What Do CPA Firms Say to Differentiate?

What does a CPA firm say to differentiate itself in the market? Which words a CPA firm uses to differentiate?

One word that you will always hear as a CPA firm owner or partner is “Differentiation”. Your business coaches, advisers, consultants, friends and even clients will ask you to differentiate yourself in the market.

Being “valuably different” is what CPAs want to do and communicating that differentiation is another challenge altogether.

Merriem-Webster defines a “Customer” as the “one that purchases a commodity or service” and a “Client” as the “one that is under the protection of another or a person who engages the professional advice or services of another”. When CPAs use identical softwares, the only thing that really differentiates them is their intellectual property. What probably gets CPAs the “clients”, not just “customers”, is the intellectual property. And this fundamental reflects in what CPAs are “saying” to depict this “superior intellectual property” in their communications.

A simple web search “how are we different CPA” gives over 66 million results in 0.63 seconds!! Here is a quick snapshot on some interesting things that CPAs are saying to communicate how they are different:

  1. No other CPA firm that provides the level of personal service that we do.

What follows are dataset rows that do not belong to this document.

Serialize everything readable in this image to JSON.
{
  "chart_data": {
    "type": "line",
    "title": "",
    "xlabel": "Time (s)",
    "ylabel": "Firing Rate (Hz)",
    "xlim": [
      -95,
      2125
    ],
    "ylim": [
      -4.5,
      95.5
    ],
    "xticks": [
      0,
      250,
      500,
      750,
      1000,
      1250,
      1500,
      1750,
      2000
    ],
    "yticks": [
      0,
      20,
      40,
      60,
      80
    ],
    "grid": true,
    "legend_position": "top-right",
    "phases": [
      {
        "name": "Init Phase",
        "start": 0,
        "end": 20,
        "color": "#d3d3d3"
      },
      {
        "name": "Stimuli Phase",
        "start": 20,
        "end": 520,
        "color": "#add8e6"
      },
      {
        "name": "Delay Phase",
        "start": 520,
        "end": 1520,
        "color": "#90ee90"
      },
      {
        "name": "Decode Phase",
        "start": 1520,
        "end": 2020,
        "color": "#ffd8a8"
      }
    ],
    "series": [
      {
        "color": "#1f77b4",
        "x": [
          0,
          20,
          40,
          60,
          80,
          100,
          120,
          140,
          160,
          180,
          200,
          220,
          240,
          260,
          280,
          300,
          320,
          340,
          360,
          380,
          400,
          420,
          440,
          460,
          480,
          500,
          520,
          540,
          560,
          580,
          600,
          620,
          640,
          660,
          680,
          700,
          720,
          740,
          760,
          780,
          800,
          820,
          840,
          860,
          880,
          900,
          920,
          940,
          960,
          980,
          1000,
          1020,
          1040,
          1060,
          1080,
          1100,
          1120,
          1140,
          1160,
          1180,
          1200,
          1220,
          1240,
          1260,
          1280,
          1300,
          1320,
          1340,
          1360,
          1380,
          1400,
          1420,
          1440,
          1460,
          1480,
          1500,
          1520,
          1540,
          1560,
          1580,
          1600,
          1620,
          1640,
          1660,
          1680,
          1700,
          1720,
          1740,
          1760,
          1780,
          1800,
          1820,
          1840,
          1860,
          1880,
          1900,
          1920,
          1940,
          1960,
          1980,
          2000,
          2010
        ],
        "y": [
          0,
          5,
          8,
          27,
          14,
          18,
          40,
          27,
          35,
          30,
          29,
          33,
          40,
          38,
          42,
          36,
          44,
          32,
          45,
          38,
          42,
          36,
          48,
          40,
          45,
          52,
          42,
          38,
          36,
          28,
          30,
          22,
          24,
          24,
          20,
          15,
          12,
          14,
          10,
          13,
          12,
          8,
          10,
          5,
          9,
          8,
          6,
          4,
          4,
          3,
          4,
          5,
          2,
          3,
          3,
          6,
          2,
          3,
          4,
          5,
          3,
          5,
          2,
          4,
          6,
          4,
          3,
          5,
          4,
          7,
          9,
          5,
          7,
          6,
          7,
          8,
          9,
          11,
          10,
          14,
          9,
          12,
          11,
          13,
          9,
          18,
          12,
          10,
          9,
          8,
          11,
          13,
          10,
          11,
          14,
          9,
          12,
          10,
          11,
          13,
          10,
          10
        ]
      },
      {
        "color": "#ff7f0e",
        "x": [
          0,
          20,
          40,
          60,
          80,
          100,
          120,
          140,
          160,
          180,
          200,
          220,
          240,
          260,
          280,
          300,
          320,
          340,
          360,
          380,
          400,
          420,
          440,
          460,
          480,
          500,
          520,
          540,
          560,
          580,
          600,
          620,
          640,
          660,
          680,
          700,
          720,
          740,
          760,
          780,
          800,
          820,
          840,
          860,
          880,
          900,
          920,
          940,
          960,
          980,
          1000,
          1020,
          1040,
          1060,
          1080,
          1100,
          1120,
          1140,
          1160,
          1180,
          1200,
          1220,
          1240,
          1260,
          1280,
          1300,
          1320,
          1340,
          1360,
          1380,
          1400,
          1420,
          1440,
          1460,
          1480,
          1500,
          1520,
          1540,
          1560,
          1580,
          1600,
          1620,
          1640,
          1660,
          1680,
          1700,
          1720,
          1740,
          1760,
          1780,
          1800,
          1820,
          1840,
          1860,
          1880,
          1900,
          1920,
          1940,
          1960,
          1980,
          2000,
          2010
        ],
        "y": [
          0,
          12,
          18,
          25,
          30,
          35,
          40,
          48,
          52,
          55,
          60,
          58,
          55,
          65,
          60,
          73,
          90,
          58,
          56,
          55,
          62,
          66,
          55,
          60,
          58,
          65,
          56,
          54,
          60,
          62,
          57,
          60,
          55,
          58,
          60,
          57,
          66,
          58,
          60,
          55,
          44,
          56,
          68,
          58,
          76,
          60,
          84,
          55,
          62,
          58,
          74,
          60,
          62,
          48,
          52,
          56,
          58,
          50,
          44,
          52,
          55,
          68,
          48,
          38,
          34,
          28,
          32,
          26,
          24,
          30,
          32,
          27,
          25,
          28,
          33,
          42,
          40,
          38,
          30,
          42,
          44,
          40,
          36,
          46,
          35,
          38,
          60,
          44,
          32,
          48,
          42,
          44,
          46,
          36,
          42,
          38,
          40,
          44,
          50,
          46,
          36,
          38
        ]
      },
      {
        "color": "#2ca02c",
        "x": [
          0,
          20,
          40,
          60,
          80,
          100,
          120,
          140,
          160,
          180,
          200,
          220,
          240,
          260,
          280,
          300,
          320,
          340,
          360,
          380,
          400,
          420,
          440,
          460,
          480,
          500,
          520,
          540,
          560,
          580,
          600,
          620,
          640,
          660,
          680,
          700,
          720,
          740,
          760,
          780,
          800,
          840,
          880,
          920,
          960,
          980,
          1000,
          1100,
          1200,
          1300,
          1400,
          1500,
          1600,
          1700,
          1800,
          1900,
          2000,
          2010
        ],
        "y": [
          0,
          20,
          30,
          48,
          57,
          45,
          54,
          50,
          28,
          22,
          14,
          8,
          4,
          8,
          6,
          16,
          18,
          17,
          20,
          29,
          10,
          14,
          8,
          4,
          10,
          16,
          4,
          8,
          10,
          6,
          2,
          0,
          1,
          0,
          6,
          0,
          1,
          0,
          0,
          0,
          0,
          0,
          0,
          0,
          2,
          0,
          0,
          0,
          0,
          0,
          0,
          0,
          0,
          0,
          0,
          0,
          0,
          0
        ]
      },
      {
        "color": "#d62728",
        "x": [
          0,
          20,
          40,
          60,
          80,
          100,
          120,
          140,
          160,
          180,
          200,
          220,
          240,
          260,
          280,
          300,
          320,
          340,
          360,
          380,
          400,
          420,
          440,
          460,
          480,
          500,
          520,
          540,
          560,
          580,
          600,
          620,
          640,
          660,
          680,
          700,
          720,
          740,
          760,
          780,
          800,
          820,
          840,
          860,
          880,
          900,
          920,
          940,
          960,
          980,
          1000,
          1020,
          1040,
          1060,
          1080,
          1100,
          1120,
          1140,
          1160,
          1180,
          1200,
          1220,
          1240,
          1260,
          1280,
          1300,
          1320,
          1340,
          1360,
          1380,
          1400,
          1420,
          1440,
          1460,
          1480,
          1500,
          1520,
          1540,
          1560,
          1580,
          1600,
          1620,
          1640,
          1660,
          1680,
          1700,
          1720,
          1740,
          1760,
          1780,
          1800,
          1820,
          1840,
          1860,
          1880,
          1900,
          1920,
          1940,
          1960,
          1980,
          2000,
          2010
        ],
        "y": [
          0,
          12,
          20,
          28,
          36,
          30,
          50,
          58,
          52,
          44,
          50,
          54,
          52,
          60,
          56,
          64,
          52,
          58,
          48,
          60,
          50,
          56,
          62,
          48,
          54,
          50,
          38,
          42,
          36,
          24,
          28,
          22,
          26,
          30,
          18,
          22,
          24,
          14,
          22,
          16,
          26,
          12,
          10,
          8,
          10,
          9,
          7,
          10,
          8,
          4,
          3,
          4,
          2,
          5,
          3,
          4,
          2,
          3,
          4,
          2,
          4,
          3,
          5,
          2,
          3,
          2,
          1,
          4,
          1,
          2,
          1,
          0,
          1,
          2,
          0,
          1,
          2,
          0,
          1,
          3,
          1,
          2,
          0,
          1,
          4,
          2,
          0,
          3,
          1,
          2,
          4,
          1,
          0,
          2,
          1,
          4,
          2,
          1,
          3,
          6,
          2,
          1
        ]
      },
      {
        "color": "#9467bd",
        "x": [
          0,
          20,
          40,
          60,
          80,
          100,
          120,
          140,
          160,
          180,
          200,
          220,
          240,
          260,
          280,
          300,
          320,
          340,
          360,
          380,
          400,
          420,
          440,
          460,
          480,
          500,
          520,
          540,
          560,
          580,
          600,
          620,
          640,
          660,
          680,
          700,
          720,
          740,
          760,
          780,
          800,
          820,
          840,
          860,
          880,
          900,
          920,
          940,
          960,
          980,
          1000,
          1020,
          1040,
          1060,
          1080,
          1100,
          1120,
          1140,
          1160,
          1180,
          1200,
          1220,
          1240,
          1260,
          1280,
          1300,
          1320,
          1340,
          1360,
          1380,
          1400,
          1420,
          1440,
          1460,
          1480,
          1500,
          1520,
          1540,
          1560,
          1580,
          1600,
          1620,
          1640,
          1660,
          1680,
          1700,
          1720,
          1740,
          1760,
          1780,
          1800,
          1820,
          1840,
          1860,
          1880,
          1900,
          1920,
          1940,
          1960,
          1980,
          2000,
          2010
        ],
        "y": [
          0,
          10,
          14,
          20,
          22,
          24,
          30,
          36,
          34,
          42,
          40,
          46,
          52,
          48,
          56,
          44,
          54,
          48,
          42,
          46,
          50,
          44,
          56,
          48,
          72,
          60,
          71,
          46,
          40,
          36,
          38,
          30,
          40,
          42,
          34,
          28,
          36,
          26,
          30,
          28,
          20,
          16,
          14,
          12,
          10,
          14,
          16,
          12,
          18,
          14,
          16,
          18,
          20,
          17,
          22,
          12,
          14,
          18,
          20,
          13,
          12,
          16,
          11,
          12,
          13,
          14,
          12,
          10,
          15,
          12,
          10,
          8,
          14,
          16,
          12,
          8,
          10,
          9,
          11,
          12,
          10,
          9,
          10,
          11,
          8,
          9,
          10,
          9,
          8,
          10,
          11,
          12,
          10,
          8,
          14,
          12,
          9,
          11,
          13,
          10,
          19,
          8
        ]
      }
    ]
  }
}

  2. We have expertise in fixing tax issues that no other CPA firm could.

  3. Does your accounting firm really understand your business?

  4. “Insanity is doing the same thing over and over and expecting different results (Albert Einstein)”.

  5. We are focused on your business in a very different way, which may not be right for everyone, but for those whom it is, we can make a meaningful difference.

  6. We work with our clients on all aspects utilizing resources typically available only to much larger businesses.

  7. At X & Y Company, we’re different because we’ve been where you are.

  8. No other CPA firm as knowledgeable and successful as we are in understanding legal recourse available to…..

  9. We are revenue building specialists.

  10. We help uncover and develop your key profit centers.

  11. No other CPA firm has more than one member in the XYZ Hall of Fame….

  12. We are involved, proactive, fully committed.

  13. We dig for tax deductions. We don’t just fill out forms.

  14. Our goal is to decrease your taxes and increase your net worth.

  15. You will never be surprised by our bill.

  16. No matter what the issues, no matter how complex, or mundane, or convoluted, we always bounce back with a solution.

  17. It’s not just about the numbers…

  18. At the XYZ CPA firm, the difference is relationship.

  19. Reducing taxes by minimizing profits is not what we do. We help you become more profitable.

And so on…

What are the most common approaches to differentiation amongst CPA firms? What exactly CPAs “say” to convey the differentiation to win “clients”? How do CPA firms demonstrate that their “intellectual property” is superior than competitors and hence they would serve the clients better than others?

It appears that majority of CPA firms are conveying intellectual property to their prospects in the following three ways :

  1. We have better expertise than competitors.

  2. We understand your business.

  3. We help you grow.

Ironically, CPAs deal with numbers all the time, yet, what is interesting is that there is a conspicuous absence of substantiating measurability in the differentiation efforts. For most, intellectual property is an abstract concept. Measurability of the “impact” that the intellectual property can make is something that can help CPAs differentiate better. It is hard to find CPAs that say something like “We help our clients save an average of 5.4% in taxes compared to previous year” or “We help add 2.3% more to our clients’ bottom lines, every year”. While it is understandable that the complex data mining tools may not be readily available to CPAs to provide such precisely measurable benefit statement, potential clients may be confused how to select a CPA for themselves.

If YOU have to tell in three sentences “How is your firm different?”, what would those three sentences be?